Según el análisis, se requiere impulsar «una agenda de acciones públicas y privadas para desarrollar con fuerza la eficiencia energética, el almacenamiento de energía (electricidad y gas), el desarrollo de recursos descentralizados de energía y una gestión activa de la demanda. En otras palabras, se requiere de políticas públicas y regulaciones que se adapten a esta nueva realidad».

«Todos estos desafíos demandan, también, de una modernización y fortalecimiento de nuestra institucionalidad. Ciertamente, existe un consenso transversal en la industria, consumidores, consultores y académicos que parte de la fragilidad de la operación del sistema eléctrico de las últimas semanas, ha sido profundizada por una deficiente planificación del Coordinador Eléctrico Nacional, el que en sus previsiones de generación diarias, semanales, mensuales y anuales no parece atender completamente la realidad», se indica.

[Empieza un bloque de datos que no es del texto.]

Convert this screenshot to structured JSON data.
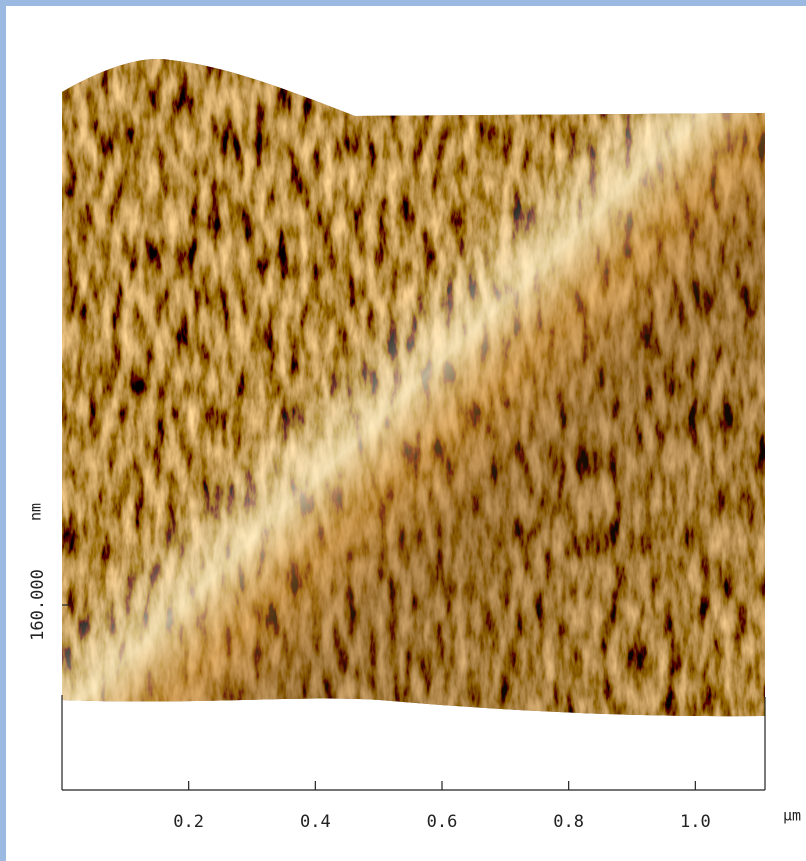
{
  "chart_data": {
    "type": "surface",
    "x_unit": "µm",
    "z_unit": "nm",
    "xlim": [
      0,
      1.11
    ],
    "xticks": [
      0.2,
      0.4,
      0.6,
      0.8,
      {
        "value": 1.0,
        "label": "1.0"
      }
    ],
    "zlim": [
      0,
      160
    ],
    "zticks": [
      {
        "value": 160,
        "label": "160.000"
      }
    ]
  }
}
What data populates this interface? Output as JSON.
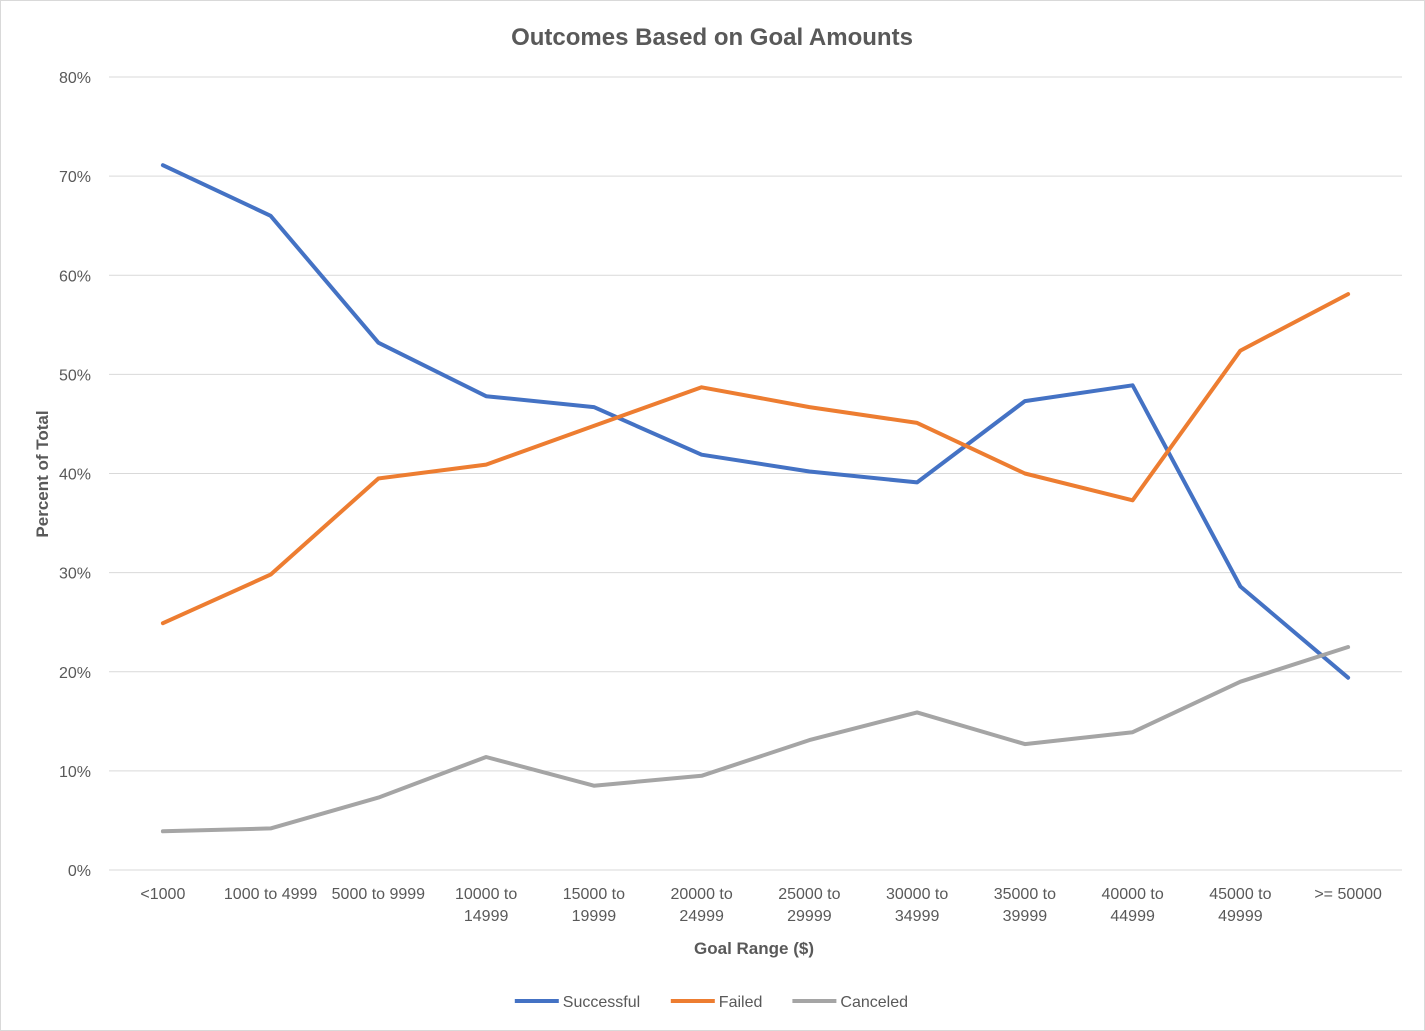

Y  se añade: «En cuanto a la regulación y adaptación de nuestros mercados, la discusión sobre la nueva normativa de potencia y de despacho de centrales en base a GNL, aparecen como discusiones sin una base de diagnóstico robusta (¿aún se seguirá afirmando que existe sobre instalación de centrales de respaldo?; ¿asegurar la provisión de GNL no es un asunto estratégico para garantizar el suministro eléctrico de manera eficiente?) ni una mirada global y con perspectiva de los desafíos futuros. Sin una institucionalidad robusta, confiable y de calidad, no podremos transitar adecuadamente en un panorama que tiene más preguntas que certezas, por lo que el rol que jugarán instituciones como la Comisión Nacional de Energía y el Coordinador Eléctrico Nacional aparecen como claves en el desafío de permanente adaptación del sector energético».